The IDC has made zero progress in pursuing its claim against NMT Capital in which Peter Moyo is a substantial shareholder. Picture: MARTIN RHODES/BUSINESS DAY
The IDC has made zero progress in pursuing its claim against NMT Capital in which Peter Moyo is a substantial shareholder. Picture: MARTIN RHODES/BUSINESS DAY

There are sound reasons why the notion of (yet another) state-owned bank might strike anxiety and fear in the hearts of many taxpayers based on the bizarre episode involving the Industrial Development Corporation (IDC) and an investment company, NMT Capital, in which Peter Moyo is a substantial shareholder.  

The matter resurfaced last week when we reported that the IDC has made zero progress in pursuing its claim against NMT Capital. The state-owned industrial financier confirmed that no settlement negotiations had been conducted with NMT, nor had any court action been instituted to recover the R157m it says it is owed by the investment company.

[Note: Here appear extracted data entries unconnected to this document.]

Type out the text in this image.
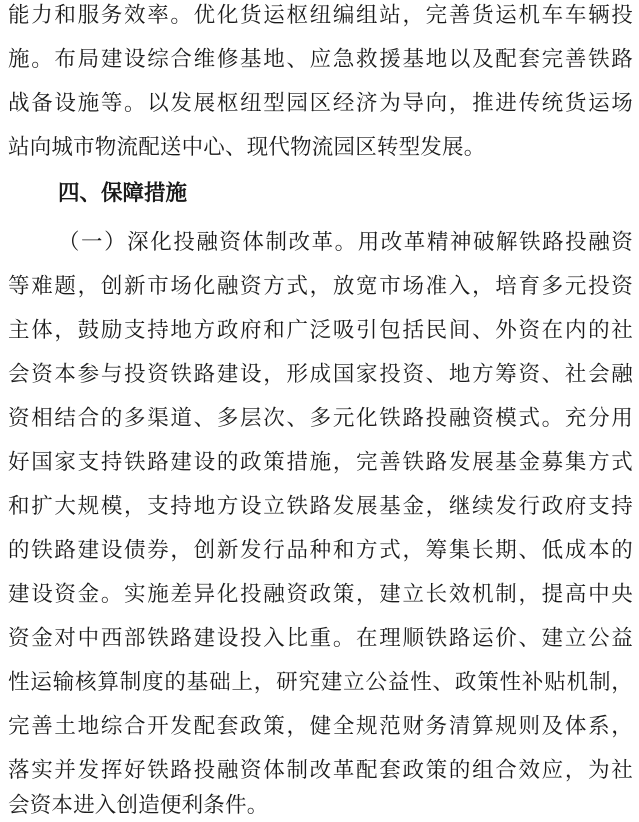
能力和服务效率。优化货运枢纽编组站，完善货运机车车辆投
施。布局建设综合维修基地、应急救援基地以及配套完善铁路
战备设施等。以发展枢纽型园区经济为导向，推进传统货运场
站向城市物流配送中心、现代物流园区转型发展。
四、保障措施
（一）深化投融资体制改革。用改革精神破解铁路投融资
等难题，创新市场化融资方式，放宽市场准入，培育多元投资
主体，鼓励支持地方政府和广泛吸引包括民间、外资在内的社
会资本参与投资铁路建设，形成国家投资、地方筹资、社会融
资相结合的多渠道、多层次、多元化铁路投融资模式。充分用
好国家支持铁路建设的政策措施，完善铁路发展基金募集方式
和扩大规模，支持地方设立铁路发展基金，继续发行政府支持
的铁路建设债券，创新发行品种和方式，筹集长期、低成本的
建设资金。实施差异化投融资政策，建立长效机制，提高中央
资金对中西部铁路建设投入比重。在理顺铁路运价、建立公益
性运输核算制度的基础上，研究建立公益性、政策性补贴机制，
完善土地综合开发配套政策，健全规范财务清算规则及体系，
落实并发挥好铁路投融资体制改革配套政策的组合效应，为社
会资本进入创造便利条件。
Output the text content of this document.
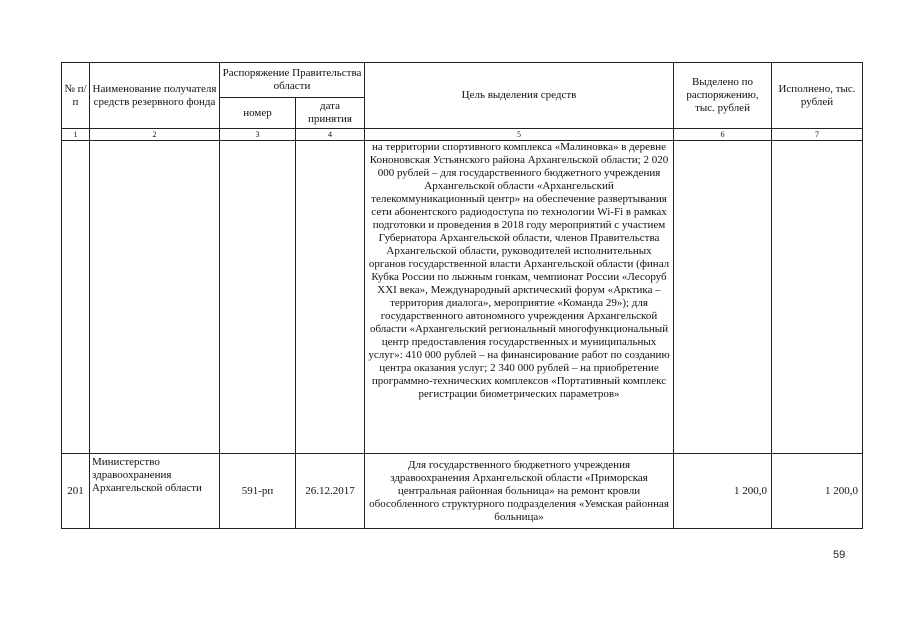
№ п/п	Наименование получателя средств резервного фонда	Распоряжение Правительства области		Цель выделения средств	Выделено по распоряжению, тыс. рублей	Исполнено, тыс. рублей
		номер	дата принятия			
1	2	3	4	5	6	7
				на территории спортивного комплекса «Малиновка» в деревне Кононовская Устьянского района Архангельской области; 2 020 000 рублей – для государственного бюджетного учреждения Архангельской области «Архангельский телекоммуникационный центр» на обеспечение развертывания сети абонентского радиодоступа по технологии Wi-Fi в рамках подготовки и проведения в 2018 году мероприятий с участием Губернатора Архангельской области, членов Правительства Архангельской области, руководителей исполнительных органов государственной власти Архангельской области (финал Кубка России по лыжным гонкам, чемпионат России «Лесоруб XXI века», Международный арктический форум «Арктика – территория диалога», мероприятие «Команда 29»); для государственного автономного учреждения Архангельской области «Архангельский региональный многофункциональный центр предоставления государственных и муниципальных услуг»: 410 000 рублей – на финансирование работ по созданию центра оказания услуг; 2 340 000 рублей – на приобретение программно-технических комплексов «Портативный комплекс регистрации биометрических параметров»		
201	Министерство здравоохранения Архангельской области	591-рп	26.12.2017	Для государственного бюджетного учреждения здравоохранения Архангельской области «Приморская центральная районная больница» на ремонт кровли обособленного структурного подразделения «Уемская районная больница»	1 200,0	1 200,0
59
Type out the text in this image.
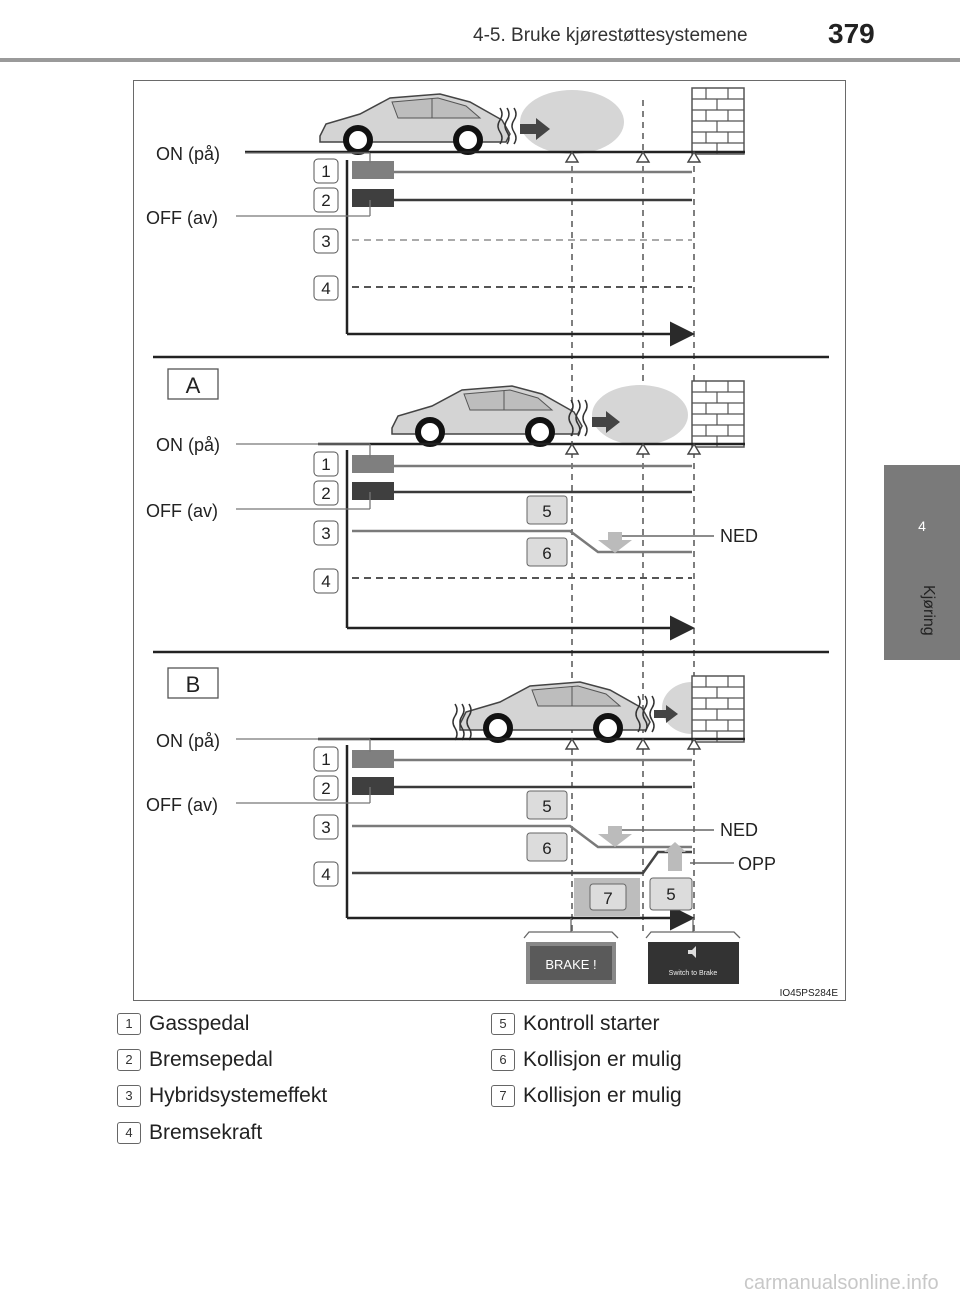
4-5. Bruke kjørestøttesystemene	379
4
Kjøring
ON (på)
OFF (av)
1
2
3
4
A
ON (på)
OFF (av)
NED
1
2
3
4
5
6
B
ON (på)
OFF (av)
NED
OPP
1
2
3
4
5
6
7	5
BRAKE !
Switch to Brake
IO45PS284E
1 Gasspedal
2 Bremsepedal
3 Hybridsystemeffekt
4 Bremsekraft
5 Kontroll starter
6 Kollisjon er mulig
7 Kollisjon er mulig
carmanualsonline.info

The purported double dealing by Moyo came to the fore in 2019 as the long-running saga between Moyo and his erstwhile employer played out in the courts and the media. At the core of the conflict was the payment of an ordinary dividend to the shareholders of NMT before a preference share dividend that was first owed to Old Mutual who had provided funding to the company.

According to Old Mutual, the manner in which Moyo managed the episode caused it to lose confidence in its CEO, leading to an irreversible breakdown in trust between employer and employee that ultimately resulted in the life assurer dismissing him.

Evidently seeing this play out in the full glare of the public led the IDC, which had also lent NMT money to make investments, to review the settlement agreement it had concluded when the company declared it did not have the means to repay its loan in 2018. The settlement caused the IDC to extinguish a large portion of NMT’s debt.

The IDC subsequently claimed NMT had misrepresented its true financial position when requesting the write-off.   

But since then, nothing. To think that any lending institution would do nothing to recover money it believes it is owed over more than a year at best represents incompetence, and at worst might be considered to be professionally negligent.

The context is important too. In its most recent financial year the IDC was hardly awash with cash. For the financial year ending March the institution incurred an operating loss of R3.7bn largely due to a R4.3bn charge for “expected credit losses”.

As the IDC has a lending book of about R30bn, an impairment of that size represents a major dent on its balance sheet.

Actual cash flow from operating activities fared marginally better — positive to the tune of about half-a-billion rand, but a sharp fall from the nearly R5.4bn generated in the prior year.

This all begs the question: why the lack of urgency on the NMT matter? Besides just the fiduciary responsibility incumbent on the financier to recover money it believes is lawfully owed to it, the IDC’s deteriorating financial position would indicate that every last penny that can be scrounged should be expedited as soon as possible.

As far as NMT’s public statements go, it believes the 2018 settlement deal struck with the lender is valid and the company will repay every last cent it owes, on time and in full.

The lack of intent from the IDC looks uncharacteristic. As far as large state-owned enterprises go, it has not requested a taxpayer-funded bailout, which makes it exceptional. On the contrary, it has demonstrated how viable state-owned institutions should be run.

So this is no time to start. If, upon legal review, the IDC thinks it has no grounds to recover the money, it should come out and state it. Likewise, if it fancies its odds pursuing the matter via legal avenues, it needs to crack on and do so. This is no time for inertia.